The sad thing is that it does not matter how skilled you are; if you act weak, then the strong will treat you like a weakling and trample all over you whenever they feel like it. The obsessive aversion towards taking on any form of risk that might conceivably jeopardize one’s job acts like a straight jacket that prevents the individual from exercising the fundamental, uniquely human capacity for critical thinking.
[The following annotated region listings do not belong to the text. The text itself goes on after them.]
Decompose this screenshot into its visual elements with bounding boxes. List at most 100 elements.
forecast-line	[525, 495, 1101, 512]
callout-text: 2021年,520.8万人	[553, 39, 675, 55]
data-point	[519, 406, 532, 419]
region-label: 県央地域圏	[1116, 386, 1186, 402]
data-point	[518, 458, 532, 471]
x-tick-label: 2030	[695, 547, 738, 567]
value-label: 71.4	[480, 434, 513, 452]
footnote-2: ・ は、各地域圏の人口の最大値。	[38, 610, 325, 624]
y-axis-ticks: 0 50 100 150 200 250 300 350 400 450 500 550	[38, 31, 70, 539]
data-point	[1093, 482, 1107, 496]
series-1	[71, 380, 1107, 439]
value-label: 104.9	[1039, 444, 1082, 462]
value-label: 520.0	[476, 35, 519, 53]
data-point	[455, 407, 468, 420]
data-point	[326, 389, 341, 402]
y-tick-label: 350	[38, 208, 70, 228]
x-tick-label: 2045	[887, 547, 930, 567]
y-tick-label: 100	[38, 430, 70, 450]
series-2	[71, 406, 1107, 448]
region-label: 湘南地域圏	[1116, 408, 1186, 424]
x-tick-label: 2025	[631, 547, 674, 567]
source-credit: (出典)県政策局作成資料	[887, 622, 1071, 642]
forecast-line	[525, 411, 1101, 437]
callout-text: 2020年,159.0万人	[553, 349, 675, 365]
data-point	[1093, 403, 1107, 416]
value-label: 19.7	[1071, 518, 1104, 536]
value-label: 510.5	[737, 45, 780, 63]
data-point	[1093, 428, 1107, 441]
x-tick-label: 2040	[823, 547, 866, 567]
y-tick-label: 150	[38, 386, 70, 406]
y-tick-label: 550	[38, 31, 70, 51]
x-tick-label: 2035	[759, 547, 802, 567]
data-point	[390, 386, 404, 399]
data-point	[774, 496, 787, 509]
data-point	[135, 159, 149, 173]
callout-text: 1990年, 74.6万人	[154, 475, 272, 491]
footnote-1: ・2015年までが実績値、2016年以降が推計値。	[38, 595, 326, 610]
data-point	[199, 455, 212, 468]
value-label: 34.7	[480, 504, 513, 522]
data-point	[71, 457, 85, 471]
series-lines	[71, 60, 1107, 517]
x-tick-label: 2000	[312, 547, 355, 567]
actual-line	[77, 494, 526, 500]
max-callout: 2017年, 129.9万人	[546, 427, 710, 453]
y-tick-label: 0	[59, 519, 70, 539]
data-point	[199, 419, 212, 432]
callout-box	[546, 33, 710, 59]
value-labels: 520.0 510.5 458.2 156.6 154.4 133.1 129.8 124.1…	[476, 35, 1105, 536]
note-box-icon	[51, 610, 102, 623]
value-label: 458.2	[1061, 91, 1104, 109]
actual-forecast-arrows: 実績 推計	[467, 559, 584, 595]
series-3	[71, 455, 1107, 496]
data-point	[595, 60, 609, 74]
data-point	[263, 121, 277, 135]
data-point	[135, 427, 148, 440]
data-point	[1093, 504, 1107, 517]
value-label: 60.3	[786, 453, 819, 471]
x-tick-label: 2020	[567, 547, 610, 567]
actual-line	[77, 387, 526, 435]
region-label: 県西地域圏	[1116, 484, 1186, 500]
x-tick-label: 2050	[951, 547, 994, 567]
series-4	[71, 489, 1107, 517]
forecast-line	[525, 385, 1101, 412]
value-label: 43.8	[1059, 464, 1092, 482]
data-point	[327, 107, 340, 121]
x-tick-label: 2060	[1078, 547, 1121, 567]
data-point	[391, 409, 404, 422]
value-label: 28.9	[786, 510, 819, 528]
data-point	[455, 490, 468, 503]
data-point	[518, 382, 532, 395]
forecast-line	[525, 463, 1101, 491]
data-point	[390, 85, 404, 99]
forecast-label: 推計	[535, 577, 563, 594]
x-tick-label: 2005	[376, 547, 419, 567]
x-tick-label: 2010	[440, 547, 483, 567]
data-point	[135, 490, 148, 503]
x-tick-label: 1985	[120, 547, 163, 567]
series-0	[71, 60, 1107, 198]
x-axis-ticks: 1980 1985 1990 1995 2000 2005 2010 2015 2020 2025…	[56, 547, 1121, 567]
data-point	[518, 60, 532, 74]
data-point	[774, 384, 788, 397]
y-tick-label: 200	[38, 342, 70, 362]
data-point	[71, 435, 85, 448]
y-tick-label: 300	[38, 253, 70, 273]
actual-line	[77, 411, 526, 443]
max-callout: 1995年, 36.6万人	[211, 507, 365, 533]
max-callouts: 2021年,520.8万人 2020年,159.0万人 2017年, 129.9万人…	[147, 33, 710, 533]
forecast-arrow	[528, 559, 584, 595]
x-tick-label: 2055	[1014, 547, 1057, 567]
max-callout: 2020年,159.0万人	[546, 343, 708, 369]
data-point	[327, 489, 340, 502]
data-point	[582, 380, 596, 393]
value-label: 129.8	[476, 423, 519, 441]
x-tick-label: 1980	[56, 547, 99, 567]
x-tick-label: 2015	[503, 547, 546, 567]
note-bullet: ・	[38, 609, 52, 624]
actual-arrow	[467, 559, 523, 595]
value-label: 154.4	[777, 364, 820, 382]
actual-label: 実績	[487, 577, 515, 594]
Critical thinking is inherently risky because it does not follow the safe blueprints of agreeing with what management says at all times, or that of doing things the same way they have always been done, even when an alternative strategy should logically produce better outcomes. This latter example of risk-aversive behavior is undesirable for the average employee because it requires the individual to assume a measure of accountability for their divergent decision(s). Accountability is a big no-no for these employee-slaves because in the employee-slave’s playbook, failure equates to employment termination, and naturally (in their eyes), the only thing worst than that is death of course (this was a sarcastic statement).
Risk-aversive behavior precludes any possibility of achieving extraordinary occupational/professional successes because it arrests critical thinking, and like the muscles of the human body, this fundamental aspect of human thought atrophies over time as it is exercised less and less frequently. Critical thinking doesn’t peace this party alone, however; when it goes, it takes with it a posse consisting of creativity, innovation, initiative, autonomy, self-determination, reflection, analytical acumen, independence, and self-respect just to name a few. What remains is the now dysfunctional husk of the employee–unremarkable and undifferentiated, and therefore completely replaceable.